Now the Kings are suing the Italian makers of that ball for $4 million, as well as he American distributor.
It’s common to use the ball as support while doing things like a bench press to work on balance at the same time. Of course, the ball bursting kind of throws all of that out the window. Teams throughout the league have sopped that brand of ball.
Maybe when you’re a member of the paparazzi and you spend your days on stakeouts in the bushes near a celebrity’s home, things lose a little perspective.
Case in point, the lawsuit filed against the Clippers Baron Davis, as reported on TMZ.com
The photog — not our guy — claims he and a pack of shutterbugs were “legally standing on public property” outside of Kate (Hudson’s) L.A. home back in 2008 when Kate and Baron arrived.
According to the suit, the photog claims Baron, “apparently unnerved by the media attention, picked up a dirt clod and threw it” … striking the pap in the face and eyes.
The photog claims he suffered some serious damage to his eyeball — and wants Baron to fork over more than $25,000 to make things right.
You know what helps get dirt out of your eye? Water. Not $25,000 and tying up our court system.
Just what the Clippers needed, another distraction for Davis.
If you have the money to make a jewel encrusted pendant of your basketball jersey… well, maybe Biggie Smalls was right about money.
LeBron James’ business manager Maverick Carter is now being sued by VaNeisha Robinson, who is charging false imprisonment, according to TMZ.com (via FanHouse). The fact that this is on TMZ next to Mel Gibson stories tells you all you really need to know.
The tale goes like this: Robinson says she bought the pendant — a jewel encrusted LeBron Jersey that says “King” on it — for $5 at a garage sale. She said she thought it was costume jewelry, turns out it was real and worth $10,000 (cue Biggie). Nobody is totally buying her story, not Carter who said the pendant was stolen and not police, who investigated her for receiving stolen property. However, no charges were filed.
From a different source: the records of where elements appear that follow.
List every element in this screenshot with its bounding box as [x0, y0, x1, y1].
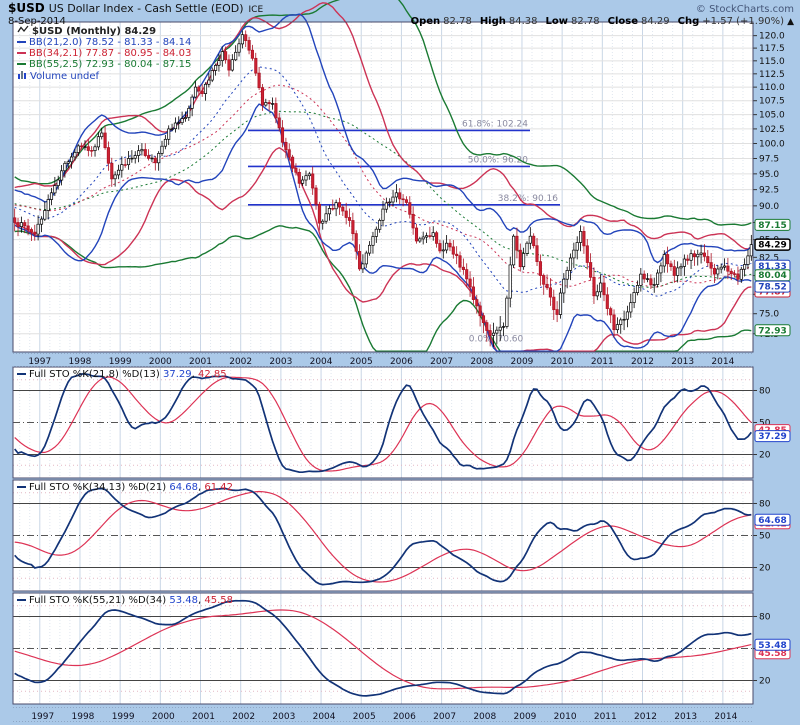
svg-text:2014: 2014	[711, 357, 734, 367]
svg-text:2000: 2000	[149, 357, 172, 367]
svg-text:2004: 2004	[310, 357, 333, 367]
svg-text:80: 80	[759, 612, 771, 622]
svg-text:84.29: 84.29	[758, 241, 786, 251]
svg-text:2008: 2008	[470, 357, 493, 367]
svg-text:1997: 1997	[31, 712, 54, 722]
svg-text:53.48: 53.48	[758, 641, 786, 651]
svg-text:20: 20	[759, 564, 771, 574]
svg-text:64.68: 64.68	[758, 516, 786, 526]
chart-canvas: 72.575.077.580.082.585.087.590.092.595.0…	[0, 0, 800, 725]
svg-text:2009: 2009	[511, 357, 534, 367]
svg-text:2004: 2004	[313, 712, 336, 722]
svg-text:2001: 2001	[192, 712, 215, 722]
header-quote-row: 8-Sep-2014 Open82.78High84.38Low82.78Clo…	[8, 16, 794, 28]
svg-text:2012: 2012	[631, 357, 654, 367]
svg-text:2002: 2002	[229, 357, 252, 367]
title-group: $USD US Dollar Index - Cash Settle (EOD) I…	[8, 1, 263, 16]
svg-text:1997: 1997	[28, 357, 51, 367]
svg-text:2011: 2011	[594, 712, 617, 722]
svg-text:2006: 2006	[393, 712, 416, 722]
svg-text:61.8%: 102.24: 61.8%: 102.24	[462, 119, 528, 129]
exchange-label: ICE	[249, 5, 264, 15]
svg-text:0.0%: 70.60: 0.0%: 70.60	[469, 334, 524, 344]
header-title-row: $USD US Dollar Index - Cash Settle (EOD) I…	[8, 1, 794, 16]
svg-text:2003: 2003	[272, 712, 295, 722]
svg-text:2005: 2005	[350, 357, 373, 367]
svg-text:2009: 2009	[514, 712, 537, 722]
svg-text:50.0%: 96.20: 50.0%: 96.20	[468, 155, 529, 165]
svg-text:2007: 2007	[430, 357, 453, 367]
svg-text:1999: 1999	[112, 712, 135, 722]
svg-text:97.5: 97.5	[759, 154, 779, 164]
svg-text:50: 50	[759, 532, 771, 542]
chart-header: $USD US Dollar Index - Cash Settle (EOD) I…	[8, 1, 794, 28]
svg-text:2010: 2010	[551, 357, 574, 367]
svg-text:87.15: 87.15	[758, 221, 786, 231]
stockcharts-page: 72.575.077.580.082.585.087.590.092.595.0…	[0, 0, 800, 725]
svg-text:107.5: 107.5	[759, 97, 785, 107]
svg-text:2011: 2011	[591, 357, 614, 367]
svg-text:80.04: 80.04	[758, 271, 786, 281]
svg-text:75.0: 75.0	[759, 310, 779, 320]
svg-text:72.93: 72.93	[758, 326, 786, 336]
svg-text:1998: 1998	[72, 712, 95, 722]
svg-text:105.0: 105.0	[759, 111, 785, 121]
svg-text:80: 80	[759, 386, 771, 396]
svg-text:2001: 2001	[189, 357, 212, 367]
svg-text:20: 20	[759, 677, 771, 687]
svg-text:110.0: 110.0	[759, 83, 785, 93]
svg-text:117.5: 117.5	[759, 44, 785, 54]
svg-text:2007: 2007	[433, 712, 456, 722]
stockcharts-credit: © StockCharts.com	[696, 4, 794, 15]
page-title: US Dollar Index - Cash Settle (EOD)	[49, 2, 244, 15]
svg-text:2014: 2014	[714, 712, 737, 722]
svg-text:115.0: 115.0	[759, 57, 785, 67]
up-arrow-icon: ▲	[787, 17, 794, 27]
svg-text:2008: 2008	[473, 712, 496, 722]
svg-text:1998: 1998	[69, 357, 92, 367]
svg-text:80: 80	[759, 499, 771, 509]
svg-text:112.5: 112.5	[759, 70, 785, 80]
svg-text:37.29: 37.29	[758, 432, 786, 442]
svg-text:2006: 2006	[390, 357, 413, 367]
svg-text:2010: 2010	[554, 712, 577, 722]
svg-text:92.5: 92.5	[759, 186, 779, 196]
svg-text:2002: 2002	[232, 712, 255, 722]
svg-text:90.0: 90.0	[759, 202, 779, 212]
svg-text:2012: 2012	[634, 712, 657, 722]
ohlc-values: Open82.78High84.38Low82.78Close84.29Chg+…	[403, 16, 784, 27]
svg-text:2013: 2013	[674, 712, 697, 722]
svg-text:2000: 2000	[152, 712, 175, 722]
svg-text:120.0: 120.0	[759, 32, 785, 42]
svg-text:20: 20	[759, 451, 771, 461]
ohlc-quote: Open82.78High84.38Low82.78Close84.29Chg+…	[403, 16, 794, 28]
symbol-label: $USD	[8, 1, 45, 15]
svg-text:1999: 1999	[109, 357, 132, 367]
svg-text:38.2%: 90.16: 38.2%: 90.16	[498, 194, 559, 204]
svg-text:2005: 2005	[353, 712, 376, 722]
svg-text:78.52: 78.52	[758, 283, 786, 293]
svg-text:100.0: 100.0	[759, 140, 785, 150]
svg-text:2013: 2013	[671, 357, 694, 367]
chart-date: 8-Sep-2014	[8, 16, 66, 27]
svg-text:95.0: 95.0	[759, 170, 779, 180]
svg-text:102.5: 102.5	[759, 125, 785, 135]
svg-text:2003: 2003	[269, 357, 292, 367]
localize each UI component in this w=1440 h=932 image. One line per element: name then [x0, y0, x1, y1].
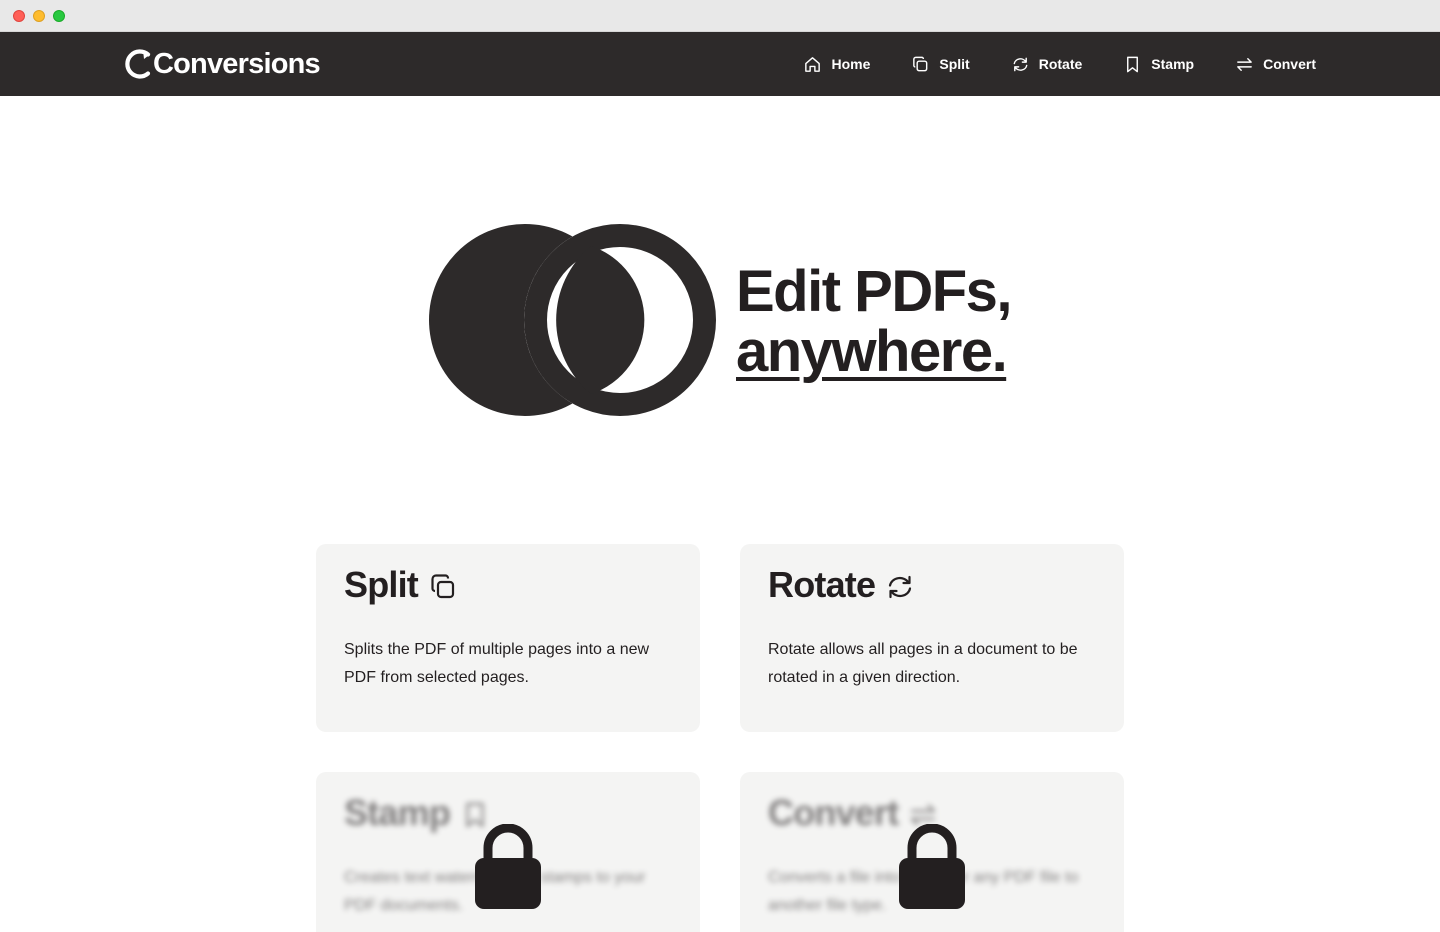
card-title: Rotate	[768, 564, 876, 605]
window-titlebar	[0, 0, 1440, 32]
refresh-icon	[1013, 57, 1028, 71]
copy-icon	[913, 56, 928, 71]
nav-link-split[interactable]: Split	[911, 55, 970, 74]
nav-link-label: Rotate	[1038, 56, 1083, 72]
card-header: Split	[344, 564, 458, 606]
nav-link-label: Stamp	[1151, 56, 1195, 72]
nav-link-convert[interactable]: Convert	[1235, 55, 1316, 74]
lock-icon	[475, 824, 541, 909]
card-header: Rotate	[768, 564, 915, 606]
brand-logo[interactable]: Conversions	[122, 46, 321, 82]
nav-link-label: Split	[939, 56, 970, 72]
main-nav: Home Split Rotate Stamp Convert	[803, 32, 1316, 96]
overlapping-circles-logo	[429, 224, 716, 416]
feature-card-stamp[interactable]: Stamp Creates text watermarks or stamps …	[316, 772, 700, 932]
lock-icon	[899, 824, 965, 909]
conversions-logo-icon	[125, 49, 151, 79]
top-navbar: Conversions Home Split Rotate Stamp Conv…	[0, 32, 1440, 96]
close-window-button[interactable]	[13, 10, 25, 22]
copy-icon	[431, 574, 455, 599]
minimize-window-button[interactable]	[33, 10, 45, 22]
nav-link-label: Home	[831, 56, 871, 72]
card-title: Split	[344, 564, 419, 605]
arrows-exchange-icon	[1237, 57, 1252, 71]
hero-heading-line2: anywhere.	[736, 319, 1008, 384]
nav-link-home[interactable]: Home	[803, 55, 870, 74]
feature-card-split[interactable]: Split Splits the PDF of multiple pages i…	[316, 544, 700, 732]
nav-link-rotate[interactable]: Rotate	[1011, 55, 1083, 74]
brand-name: Conversions	[153, 47, 321, 80]
home-icon	[805, 56, 821, 72]
feature-card-rotate[interactable]: Rotate Rotate allows all pages in a docu…	[740, 544, 1124, 732]
card-title: Stamp	[344, 792, 451, 833]
bookmark-icon	[1127, 56, 1139, 72]
card-description: Splits the PDF of multiple pages into a …	[344, 641, 650, 686]
nav-link-label: Convert	[1263, 56, 1316, 72]
hero-heading: Edit PDFs, anywhere.	[736, 259, 1013, 384]
maximize-window-button[interactable]	[53, 10, 65, 22]
nav-link-stamp[interactable]: Stamp	[1123, 55, 1194, 74]
hero-heading-line1: Edit PDFs,	[736, 259, 1013, 324]
card-description: Rotate allows all pages in a document to…	[768, 641, 1078, 686]
hero-section: Edit PDFs, anywhere.	[427, 222, 1067, 418]
feature-card-convert[interactable]: Convert Converts a file into a PDF or an…	[740, 772, 1124, 932]
card-header: Stamp	[344, 792, 490, 834]
card-title: Convert	[768, 792, 899, 833]
refresh-icon	[889, 575, 912, 599]
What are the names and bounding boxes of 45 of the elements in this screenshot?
Robinson’s lawsuit claims that Carter told her he set up a meeting with her and James to buy the pendant back, but when she arrived it was a nine-person ambush and they held her in the house against her will until she gave up the pendant.
Now she wants $50,000 for both the “robbery” of the pendant and the mental anguish. Carter has filed court documents denying all allegations.
When do actual basketball games start? Next week? Doesn’t seem soon enough right now.
What legal system overburdened with frivolous lawsuits are you talking about?
From Courthouse News (via Ben Maller):
A man sued the Cleveland Cavaliers and the Quicken Loans Arena to discover the identity of the NBA team’s mascot, Moondog, who allegedly struck his arm to make him drop a sign, rupturing a tendon in the process, in Cuyahoga County Court.
The Cavaliers legal response to this suit was written in Comic Sans.
Maybe as part of this lawsuit we can find out why the Cleveland Cavaliers have a dog mascot. Named Moondog. Just curious.